На иссохшие плечи Моле накинул широкий плащ, свой знаменитый плащ, превратившийся в жалкую вылинявшую тряпку; украшавший его черный крест висел лохмотьями.
Затем он тронулся в путь. В осанке этого немощного старца, который, шатаясь, с трудом переступая закованными в железо ногами, поднимался по лестнице башни, еще чувствовался военачальник, отбивший в последний раз Иерусалим у неверных.
«Господи, дай мне силы, – шептал он про себя, – дай мне хоть немного силы». И чтобы вернуть себе эту желанную силу, он твердил имена трех заклятых своих врагов: Климент, Гийом, Филипп…
Обширный двор Тампля окутывал туман, он лениво цеплялся за башенки крепостной стены, струился сквозь бойницы, скрывая своей белесой пеленой колокольню соседней церкви…
Сотня лучников с пиками в руках окружала большую открытую четырехугольную повозку; они вполголоса переговаривались.
А там, за стенами, шумел Париж; временами гул человеческих голосов прорезало пронзительно-грустное конское ржание.
Посреди двора медленно расхаживал мессир Ален де Парей, капитан королевских лучников, тот, кто самолично присутствовал при всех казнях, тот, кто сопровождал всех заключенных в судилище и на пытки; его невозмутимо-спокойное лицо не выражало ничего, кроме скуки. Алену де Парею было под сорок, короткие, преждевременно поседевшие волосы спадали прядями на его квадратный лоб. На нем была кольчуга, на боку висел меч, шлем он держал на сгибе локтя.
Услышав шаги Великого магистра, Ален оглянулся, а старик, заметив его, почувствовал, что бледнеет, если только могло побледнеть это мертвенно-бледное лицо.

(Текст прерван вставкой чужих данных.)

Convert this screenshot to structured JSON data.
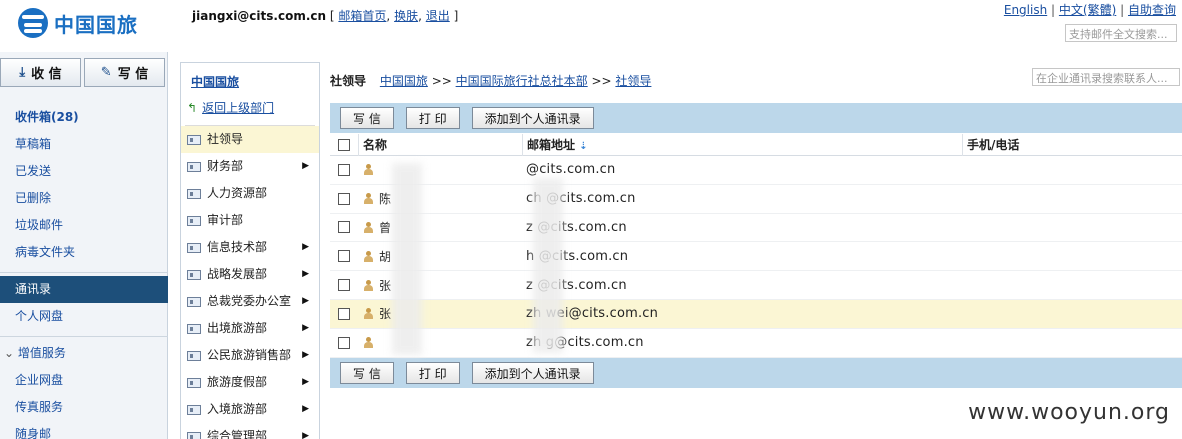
{
  "header": {
    "logo_text": "中国国旅",
    "user_email": "jiangxi@cits.com.cn",
    "bracket_open": "[",
    "bracket_close": "]",
    "sep": ",",
    "links": [
      "邮箱首页",
      "换肤",
      "退出"
    ],
    "top_links": [
      "English",
      "中文(繁體)",
      "自助查询"
    ],
    "top_sep": "|",
    "fulltext_placeholder": "支持邮件全文搜索..."
  },
  "sidebar": {
    "receive_label": "收 信",
    "write_label": "写 信",
    "folders": [
      {
        "label": "收件箱(28)",
        "bold": true
      },
      {
        "label": "草稿箱"
      },
      {
        "label": "已发送"
      },
      {
        "label": "已删除"
      },
      {
        "label": "垃圾邮件"
      },
      {
        "label": "病毒文件夹"
      }
    ],
    "contacts_label": "通讯录",
    "netdisk_label": "个人网盘",
    "value_added_label": "增值服务",
    "services": [
      "企业网盘",
      "传真服务",
      "随身邮"
    ]
  },
  "dept": {
    "title": "中国国旅",
    "back_label": "返回上级部门",
    "items": [
      {
        "label": "社领导",
        "has_children": false
      },
      {
        "label": "财务部",
        "has_children": true
      },
      {
        "label": "人力资源部",
        "has_children": false
      },
      {
        "label": "审计部",
        "has_children": false
      },
      {
        "label": "信息技术部",
        "has_children": true
      },
      {
        "label": "战略发展部",
        "has_children": true
      },
      {
        "label": "总裁党委办公室",
        "has_children": true
      },
      {
        "label": "出境旅游部",
        "has_children": true
      },
      {
        "label": "公民旅游销售部",
        "has_children": true
      },
      {
        "label": "旅游度假部",
        "has_children": true
      },
      {
        "label": "入境旅游部",
        "has_children": true
      },
      {
        "label": "综合管理部",
        "has_children": true
      }
    ]
  },
  "main": {
    "crumb_head": "社领导",
    "crumb_sep": ">>",
    "crumbs": [
      "中国国旅",
      "中国国际旅行社总社本部",
      "社领导"
    ],
    "search_placeholder": "在企业通讯录搜索联系人...",
    "toolbar": {
      "write": "写 信",
      "print": "打 印",
      "add": "添加到个人通讯录"
    },
    "columns": {
      "name": "名称",
      "mail": "邮箱地址",
      "phone": "手机/电话"
    },
    "rows": [
      {
        "name": "",
        "mail": "@cits.com.cn",
        "phone": ""
      },
      {
        "name": "陈",
        "mail": "ch    @cits.com.cn",
        "phone": ""
      },
      {
        "name": "曾",
        "mail": "z     @cits.com.cn",
        "phone": ""
      },
      {
        "name": "胡",
        "mail": "h     @cits.com.cn",
        "phone": ""
      },
      {
        "name": "张",
        "mail": "z     @cits.com.cn",
        "phone": ""
      },
      {
        "name": "张",
        "mail": "zh    wei@cits.com.cn",
        "phone": ""
      },
      {
        "name": "",
        "mail": "zh    g@cits.com.cn",
        "phone": ""
      }
    ]
  },
  "watermark": "www.wooyun.org"
}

Обычные допросы не обставлялись так торжественно: в этих случаях обходились и без повозки, и без вооруженных стражников. Несколько королевских приставов являлись за обвиняемыми и переправляли их на лодке на другой берег Сены, чаще всего в сумерки. Присутствие Алена де Парея говорило о многом.
– Итак, приговор вынесен? – спросил Моле капитана лучников.
– Да, мессир.
– А вы не знаете, сын мой, – спросил Моле после минутного колебания, – что значится в приговоре?
– Не знаю, мессир. Я получил приказ доставить вас в собор Парижской Богоматери, где будет оглашено решение суда.
Воцарилось молчание, которое нарушил Жак де Моле:
– А какой сегодня день?
– Первый понедельник после Дня святого Григория.
Это соответствовало 18 марта – 18 марта 1314 года.
«Везут нас на смерть?» – думал Моле.
Дверь башни вновь отворилась, и под конвоем стражников появились трое сановников ордена: генеральный досмотрщик, приор Нормандии и командор Аквитании.
Седовласые, как и Моле, с такими же, как у него, всклокоченными белыми бородами, в таких же лохмотьях, прикрывавших такие же хилые тела, трое сановников ордена неподвижно стояли посреди двора, растерянно хлопая веками в провалившихся орбитах, похожие на огромных ночных птиц, ослепленных дневным светом. В довершение сходства левый глаз командора Аквитании затянуло бельмом, и старик действительно напоминал филина. Вид у него был совсем безумный. У генерального досмотрщика – лысого старика – от водянки чудовищно распухли ноги и руки.
Первым пришел в себя приор Нормандии Жоффруа де Шарне: путаясь в цепях, он бросился к Великому магистру и обнял его. Долгая дружба связывала этих людей. Жак де Моле покровительствовал Шарне, который был моложе его на десять лет, и видел в нем своего преемника.
Поперек лба Шарне шел глубокий рубец, давний след схватки, во время которой ударом меча ему рассекло лоб и повредило нос. Мужественный старец уткнулся изуродованным войной лицом в плечо Великого магистра, чтобы скрыть слезы.
– Мужайся, брат мой, мужайся, – сказал Великий магистр, сжимая его в объятиях. – Мужайтесь, братья мои, – повторил он, обнимая по очереди двух остальных своих сотоварищей.